Charles Auffret ([1]) préfère les thèmes qui privilégient le calme et la sérénité. Une future mère lui propose de poser. Il accepte et travaille, dit-il, « avec enthousiasme ». Grâce à elle, il donne l’image de toutes les femmes en attente : l’alourdissement de la silhouette, le poids de l’enfant, la main qui, d’un même geste, retient et caresse. Il réussit à donner une formidable impression de monumentalité par les jeux de lumière sur ce corps en gestation. Auffret semble fasciné par les formes et leurs structures, il aime leur plénitude jusqu’à l’opacité. Il prend le monde tel qu’il est : les femmes dans les moments de leur vie quotidienne, Toilette (1967-68), ou dans les états de leur existence, les enfants dans leur simplicité et leur grâce naturelle, Jean-Baptiste. Plus récemment, il reprend une esquisse, la retravaille longuement et donne L’étreinte, poignante de tendresse et d’amour partagé.
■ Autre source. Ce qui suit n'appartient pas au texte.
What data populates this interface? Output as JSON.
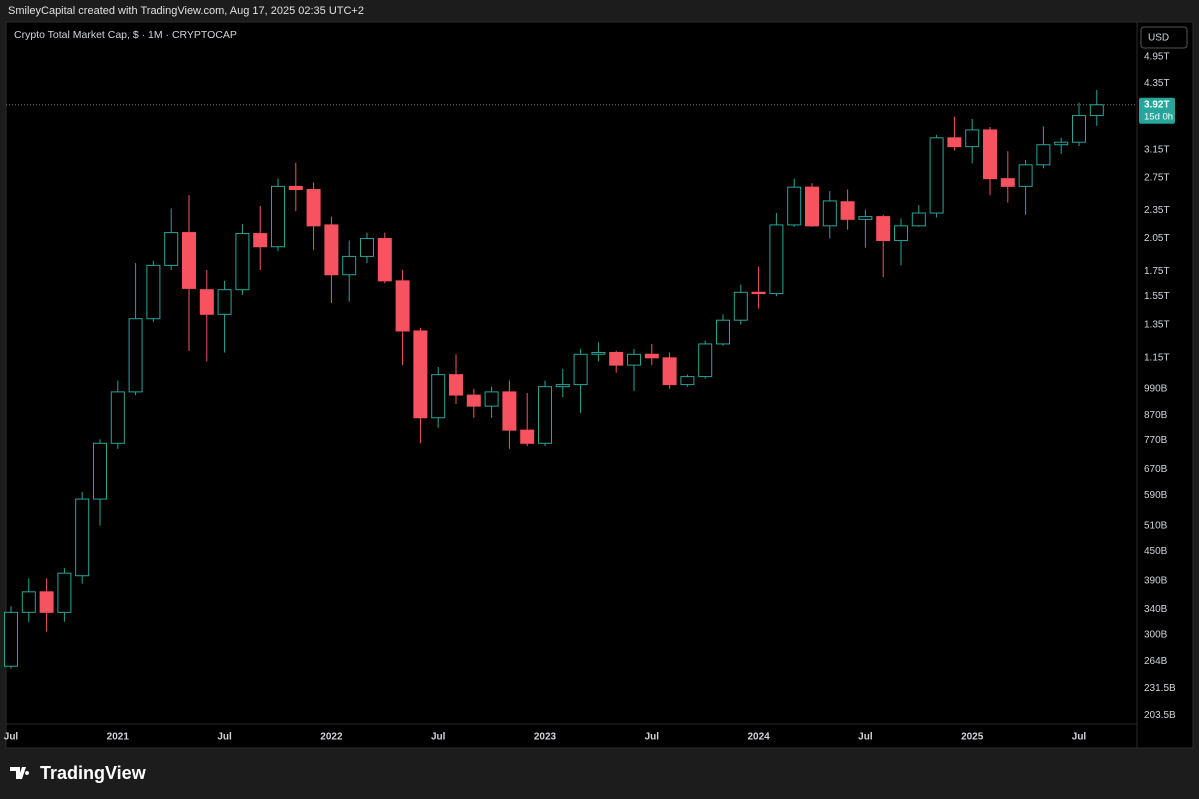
{
  "header": {
    "text": "SmileyCapital created with TradingView.com, Aug 17, 2025 02:35 UTC+2"
  },
  "footer": {
    "brand": "TradingView"
  },
  "chart_data": {
    "type": "candlestick",
    "title": "Crypto Total Market Cap, $ · 1M · CRYPTOCAP",
    "currency": "USD",
    "log_scale": true,
    "grid": false,
    "up_color": "#26a69a",
    "down_color": "#f7525f",
    "categories": [
      "Jul",
      null,
      null,
      null,
      null,
      null,
      "2021",
      null,
      null,
      null,
      null,
      null,
      "Jul",
      null,
      null,
      null,
      null,
      null,
      "2022",
      null,
      null,
      null,
      null,
      null,
      "Jul",
      null,
      null,
      null,
      null,
      null,
      "2023",
      null,
      null,
      null,
      null,
      null,
      "Jul",
      null,
      null,
      null,
      null,
      null,
      "2024",
      null,
      null,
      null,
      null,
      null,
      "Jul",
      null,
      null,
      null,
      null,
      null,
      "2025",
      null,
      null,
      null,
      null,
      null,
      "Jul",
      null
    ],
    "open": [
      258,
      335,
      370,
      335,
      400,
      580,
      760,
      975,
      1390,
      1800,
      2110,
      1600,
      1420,
      1600,
      2100,
      1970,
      2640,
      2600,
      2190,
      1720,
      1880,
      2050,
      1670,
      1310,
      860,
      1060,
      960,
      910,
      975,
      810,
      760,
      1000,
      1010,
      1170,
      1180,
      1110,
      1170,
      1150,
      1010,
      1050,
      1230,
      1380,
      1580,
      1570,
      2190,
      2630,
      2180,
      2450,
      2250,
      2280,
      2030,
      2180,
      2320,
      3340,
      3200,
      3470,
      2740,
      2640,
      2930,
      3230,
      3270,
      3720
    ],
    "high": [
      345,
      395,
      395,
      415,
      600,
      775,
      1030,
      1820,
      1840,
      2370,
      2530,
      1760,
      1670,
      2200,
      2400,
      2740,
      2960,
      2690,
      2280,
      2030,
      2110,
      2110,
      1760,
      1330,
      1100,
      1170,
      990,
      1000,
      1030,
      970,
      1030,
      1090,
      1200,
      1240,
      1190,
      1200,
      1230,
      1180,
      1060,
      1250,
      1420,
      1640,
      1790,
      2320,
      2740,
      2680,
      2580,
      2600,
      2360,
      2300,
      2260,
      2410,
      3390,
      3700,
      3660,
      3520,
      3130,
      3000,
      3530,
      3340,
      3960,
      4210
    ],
    "low": [
      255,
      320,
      305,
      320,
      385,
      510,
      740,
      960,
      1370,
      1760,
      1190,
      1130,
      1180,
      1560,
      1760,
      1930,
      2340,
      1940,
      1500,
      1510,
      1820,
      1650,
      1110,
      760,
      820,
      920,
      860,
      860,
      740,
      750,
      750,
      950,
      880,
      1130,
      1070,
      980,
      1110,
      990,
      1000,
      1040,
      1220,
      1350,
      1460,
      1550,
      2170,
      2170,
      2050,
      2140,
      1960,
      1700,
      1800,
      2170,
      2270,
      3140,
      2950,
      2530,
      2440,
      2300,
      2880,
      3090,
      3210,
      3540
    ],
    "close": [
      335,
      370,
      335,
      405,
      580,
      760,
      975,
      1390,
      1800,
      2110,
      1610,
      1420,
      1600,
      2100,
      1970,
      2640,
      2600,
      2180,
      1720,
      1880,
      2050,
      1670,
      1310,
      860,
      1060,
      960,
      910,
      975,
      810,
      760,
      1000,
      1010,
      1170,
      1180,
      1110,
      1170,
      1150,
      1010,
      1050,
      1230,
      1380,
      1580,
      1570,
      2190,
      2630,
      2180,
      2460,
      2250,
      2280,
      2030,
      2180,
      2320,
      3340,
      3200,
      3470,
      2740,
      2640,
      2930,
      3230,
      3270,
      3720,
      3920
    ],
    "ylim": [
      195,
      5770
    ],
    "yticks": [
      {
        "value": 4950,
        "label": "4.95T"
      },
      {
        "value": 4350,
        "label": "4.35T"
      },
      {
        "value": 3150,
        "label": "3.15T"
      },
      {
        "value": 2750,
        "label": "2.75T"
      },
      {
        "value": 2350,
        "label": "2.35T"
      },
      {
        "value": 2050,
        "label": "2.05T"
      },
      {
        "value": 1750,
        "label": "1.75T"
      },
      {
        "value": 1550,
        "label": "1.55T"
      },
      {
        "value": 1350,
        "label": "1.35T"
      },
      {
        "value": 1150,
        "label": "1.15T"
      },
      {
        "value": 990,
        "label": "990B"
      },
      {
        "value": 870,
        "label": "870B"
      },
      {
        "value": 770,
        "label": "770B"
      },
      {
        "value": 670,
        "label": "670B"
      },
      {
        "value": 590,
        "label": "590B"
      },
      {
        "value": 510,
        "label": "510B"
      },
      {
        "value": 450,
        "label": "450B"
      },
      {
        "value": 390,
        "label": "390B"
      },
      {
        "value": 340,
        "label": "340B"
      },
      {
        "value": 300,
        "label": "300B"
      },
      {
        "value": 264,
        "label": "264B"
      },
      {
        "value": 231.5,
        "label": "231.5B"
      },
      {
        "value": 203.5,
        "label": "203.5B"
      }
    ],
    "last_price": {
      "value": 3920,
      "label": "3.92T"
    },
    "countdown": "15d 0h"
  }
}
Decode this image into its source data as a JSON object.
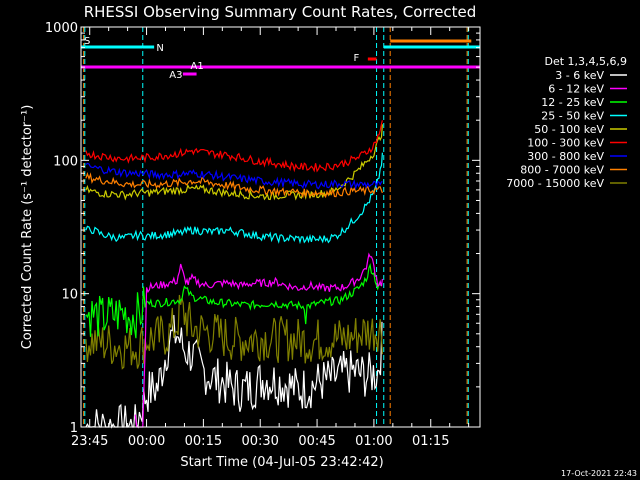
{
  "chart_data": {
    "type": "line",
    "title": "RHESSI Observing Summary Count Rates, Corrected",
    "xlabel": "Start Time (04-Jul-05 23:42:42)",
    "ylabel": "Corrected Count Rate (s⁻¹ detector⁻¹)",
    "y_scale": "log",
    "ylim": [
      1,
      1000
    ],
    "y_ticks": [
      1,
      10,
      100,
      1000
    ],
    "x_tick_labels": [
      "23:45",
      "00:00",
      "00:15",
      "00:30",
      "00:45",
      "01:00",
      "01:15"
    ],
    "x_ticks_minutes": [
      -15,
      0,
      15,
      30,
      45,
      60,
      75
    ],
    "x_range_minutes": [
      -17.3,
      88
    ],
    "grid": false,
    "legend_position": "right",
    "legend_title": "Det 1,3,4,5,6,9",
    "timestamp": "17-Oct-2021 22:43",
    "series": [
      {
        "name": "3 - 6 keV",
        "color": "#ffffff",
        "x": [
          -16,
          -14,
          -12,
          -10,
          -8,
          -6,
          -3,
          0,
          3,
          6,
          8,
          10,
          12,
          14,
          16,
          18,
          20,
          22,
          25,
          28,
          31,
          34,
          37,
          40,
          43,
          46,
          49,
          52,
          55,
          58,
          61,
          62.5
        ],
        "y": [
          1.0,
          1.0,
          1.0,
          1.0,
          1.0,
          1.0,
          1.0,
          1.8,
          2.0,
          4.5,
          5.0,
          3.8,
          3.5,
          2.8,
          2.5,
          2.3,
          2.2,
          2.0,
          1.9,
          2.0,
          2.3,
          2.2,
          2.1,
          1.9,
          2.0,
          2.2,
          2.3,
          2.5,
          2.6,
          2.4,
          2.6,
          5
        ]
      },
      {
        "name": "6 - 12 keV",
        "color": "#ff00ff",
        "x": [
          -3,
          -1,
          0,
          3,
          6,
          8,
          9,
          10,
          11,
          12,
          14,
          16,
          18,
          20,
          22,
          25,
          28,
          31,
          34,
          37,
          40,
          43,
          46,
          49,
          52,
          54,
          56,
          58,
          59,
          60,
          61,
          62,
          62.5
        ],
        "y": [
          1.0,
          1.0,
          11,
          11.5,
          12,
          12.5,
          16,
          13,
          12,
          13,
          12,
          11.5,
          11.8,
          12,
          12,
          11.5,
          12,
          12,
          12.3,
          11.5,
          11,
          11.5,
          11,
          11,
          11.2,
          12,
          13,
          16,
          20,
          16,
          12,
          12,
          13
        ]
      },
      {
        "name": "12 - 25 keV",
        "color": "#00ff00",
        "x": [
          -16,
          -14,
          -12,
          -10,
          -8,
          -6,
          -4,
          -2,
          0,
          3,
          6,
          9,
          10,
          12,
          15,
          18,
          21,
          24,
          27,
          30,
          33,
          36,
          39,
          42,
          45,
          48,
          51,
          54,
          56,
          58,
          59,
          60,
          61,
          62.5
        ],
        "y": [
          7,
          7,
          6.5,
          6.8,
          7,
          7.2,
          6.8,
          7,
          8.5,
          8.5,
          8.7,
          9,
          11,
          9.5,
          9,
          8.6,
          8.5,
          8.3,
          8.2,
          8.3,
          8.5,
          8.3,
          8.2,
          8.0,
          8.4,
          8.7,
          8.9,
          10,
          11,
          13,
          16,
          14,
          11,
          12
        ]
      },
      {
        "name": "25 - 50 keV",
        "color": "#00ffff",
        "x": [
          -16,
          -14,
          -12,
          -10,
          -8,
          -6,
          -4,
          -2,
          0,
          3,
          6,
          9,
          12,
          15,
          18,
          21,
          24,
          27,
          30,
          33,
          36,
          39,
          42,
          45,
          48,
          50,
          52,
          54,
          56,
          58,
          60,
          61,
          62,
          62.5
        ],
        "y": [
          30,
          30,
          28,
          27,
          26.5,
          26,
          27,
          27.5,
          27,
          27.5,
          28,
          28.5,
          30,
          29.5,
          29,
          30,
          29,
          28,
          27,
          26.5,
          26,
          26,
          25.5,
          25.5,
          26,
          27,
          30,
          34,
          39,
          46,
          57,
          68,
          95,
          120
        ]
      },
      {
        "name": "50 - 100 keV",
        "color": "#cccc00",
        "x": [
          -16,
          -14,
          -12,
          -10,
          -8,
          -6,
          -4,
          -2,
          0,
          3,
          6,
          9,
          12,
          15,
          18,
          21,
          24,
          27,
          30,
          33,
          36,
          39,
          42,
          45,
          48,
          50,
          52,
          54,
          56,
          58,
          60,
          61,
          62,
          62.5
        ],
        "y": [
          60,
          58,
          57,
          56,
          56,
          55,
          56,
          57,
          57,
          58,
          59,
          60,
          61,
          60.5,
          59,
          57,
          56,
          55,
          54,
          54,
          55,
          55,
          55.5,
          56,
          57,
          60,
          67,
          75,
          85,
          98,
          115,
          135,
          160,
          190
        ]
      },
      {
        "name": "100 - 300 keV",
        "color": "#ff0000",
        "x": [
          -16,
          -14,
          -12,
          -10,
          -8,
          -6,
          -4,
          -2,
          0,
          3,
          6,
          9,
          12,
          15,
          18,
          21,
          24,
          27,
          30,
          33,
          36,
          39,
          42,
          45,
          48,
          50,
          52,
          54,
          56,
          58,
          60,
          61,
          62,
          62.5
        ],
        "y": [
          115,
          110,
          108,
          106,
          104,
          103,
          103,
          104,
          105,
          107,
          110,
          113,
          118,
          115,
          112,
          110,
          106,
          102,
          98,
          96,
          93,
          90,
          89,
          89,
          90,
          92,
          95,
          100,
          106,
          115,
          130,
          150,
          180,
          210
        ]
      },
      {
        "name": "300 - 800 keV",
        "color": "#0000ff",
        "x": [
          -16,
          -14,
          -12,
          -10,
          -8,
          -6,
          -4,
          -2,
          0,
          3,
          6,
          9,
          12,
          15,
          18,
          21,
          24,
          27,
          30,
          33,
          36,
          39,
          42,
          45,
          48,
          50,
          52,
          54,
          56,
          58,
          60,
          61,
          62,
          62.5
        ],
        "y": [
          90,
          88,
          86,
          84,
          82,
          81,
          80,
          80,
          79,
          78,
          78,
          79,
          80,
          79,
          77,
          75,
          73,
          72,
          70,
          69,
          68,
          67,
          66,
          66,
          66,
          67,
          67,
          66,
          66,
          66,
          66,
          65,
          65,
          65
        ]
      },
      {
        "name": "800 - 7000 keV",
        "color": "#ff8000",
        "x": [
          -16,
          -14,
          -12,
          -10,
          -8,
          -6,
          -4,
          -2,
          0,
          3,
          6,
          9,
          12,
          15,
          18,
          21,
          24,
          27,
          30,
          33,
          36,
          39,
          42,
          45,
          48,
          50,
          52,
          54,
          56,
          58,
          60,
          61,
          62,
          62.5
        ],
        "y": [
          75,
          73,
          71,
          70,
          68,
          67,
          66,
          66,
          66,
          66,
          67,
          68,
          70,
          69,
          67,
          65,
          63,
          61,
          60,
          59,
          58,
          58,
          57,
          57,
          57,
          57,
          58,
          59,
          59,
          59,
          60,
          60,
          60,
          60
        ]
      },
      {
        "name": "7000 - 15000 keV",
        "color": "#808000",
        "x": [
          -16,
          -14,
          -12,
          -10,
          -8,
          -6,
          -4,
          -2,
          0,
          3,
          6,
          8,
          9,
          10,
          11,
          12,
          14,
          16,
          18,
          20,
          22,
          25,
          28,
          31,
          34,
          37,
          40,
          43,
          46,
          49,
          52,
          54,
          56,
          58,
          60,
          61,
          62,
          62.5
        ],
        "y": [
          4.5,
          4.4,
          4.3,
          4.2,
          4.1,
          4.0,
          4.0,
          4.0,
          4.6,
          4.7,
          5,
          6,
          7.5,
          7,
          6.2,
          5.5,
          5.3,
          5.2,
          5,
          4.8,
          4.6,
          4.5,
          4.6,
          4.7,
          4.5,
          4.6,
          4.5,
          4.4,
          4.5,
          4.6,
          4.6,
          4.7,
          5,
          5.2,
          5.3,
          5.5,
          5.3,
          5
        ]
      }
    ],
    "annotations": [
      {
        "label": "S",
        "color": "#ff8000"
      },
      {
        "label": "N",
        "color": "#00ffff"
      },
      {
        "label": "A1",
        "color": "#ff00ff"
      },
      {
        "label": "A3",
        "color": "#ff00ff"
      },
      {
        "label": "F",
        "color": "#ff0000"
      }
    ]
  }
}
En 1991, Richard Peduzzi récemment nommé à la tête de l’École des arts décoratifs de Paris demande à Auffret, jusqu’alors professeur à l’École des beaux-arts de Reims, d’assurer un cours de dessin. Il est réconfortant de constater que Peduzzi, une des figures de pointe en cette fin de siècle, scénographe renommé, concepteur de mobilier, décorateur de théâtre, célébrait en Auffret une nouvelle « modernité », celle du « retour au métier ».
On ne peut terminer une étude consacrée à ce rameau de la sculpture française sans faire justement allusion à l’œuvre graphique de ces artistes.
Les sculpteurs sont de grands sensuels. Ils ont besoin de visualiser ce qu’ils vont modeler dans la glaise ou taille dans la pierre. Ils traitent de la vie des êtres parce que leur art exclut les paysages et les élégies. Plus que tout autre, ils ont scruté, interrogé, étudié le corps humain. Ils savent que ce corps se divise en grands plans, qu’il se répartit en différentes masses, qu’il se distribue en volumes, qu’il possède des proportions et une véritable architecture ([2]).
Au long des décennies, au crayon, à la sanguine, au lavis et parfois au pastel, les créateurs que nous venons d’évoquer ont célébré le corps humain ; avec quelques traits et quelques ombres, ils ont fait jaillir les formes calmes ou tourmentées de leurs modèles, avec une utilisation particulière de l’espace qui semble réservée aux sculpteurs. Les vrais amateurs de dessins ne s’y sont jamais trompés.
Nous avons désiré en présentant cette analyse rapide e l’œuvre de sept sculpteurs attirer l’attention du lecteur sur un art trop négligé par nos compatriotes. Le musée d’Orsay nous a rappelé déjà qu’au XIXe siècle la sculpture était d’abord française. À côté de la « modernité », cette phalange d’artistes a prolongé une tradition dont notre pays devrait affirmer la singulière pérennité. Certains ont acquis une notoriété manifeste, leurs statues et leurs bustes figurent dans de nombreux musées et dans de grandes collections. Mais pourquoi cette exclusion parisienne ([3]) ? Pourquoi la Suisse, l’Allemagne, les pays nordiques, la Grande-Bretagne et les États-Unis s’intéressent-ils- nous en avons de multiples preuves- à cette sculpture ? Un goût plus indépendant et moins marqué par les courants sans cesse changeants des modes. Une inclination pour le plein air, une volonté d’orner encore leurs jardins publics et leurs parcs d’universités avec de grands symboles, une détermination qui conduit à préférer souvent une forme humaine à la présence de matériaux habilement agencés. Pourquoi cette indifférence française ?
Dans un texte d’anthologie ([4]), Jacques Thuillier souligne avec force : « La sculpture est un art sévère. La musique saisit, envahit d’auditeur, lui impose des rythmes internes qui le charment et l’exaltent. Absente et tout artificielle, la peinture, sitôt vue, propose le monde entier et même les mondes imaginaires avec toutes les simplifications qui s’y peuvent mêler. La sculpture agit par sa présence et l’on pourrait dire qu’elle parle silencieusement à l’esprit : de sorte que peu l’entendent. ».
[1] Je remercie Charles Auffret qui m’a suggéré le titre de cet article
[2] Cf. notre introduction au catalogue de l’exposition de F. Cacheux au Fonds monétaire international, Washington, novembre 1994, et notre livre (à paraître) François Cacheux ou la passion de la vie.
[3] Rappelons cependant que Despiau et Wlérick sont présents au jeune et remarquable musée des Années Trente à Boulogne Billancourt.
[4] Henri de Triqueti, musée Girodet, 1991.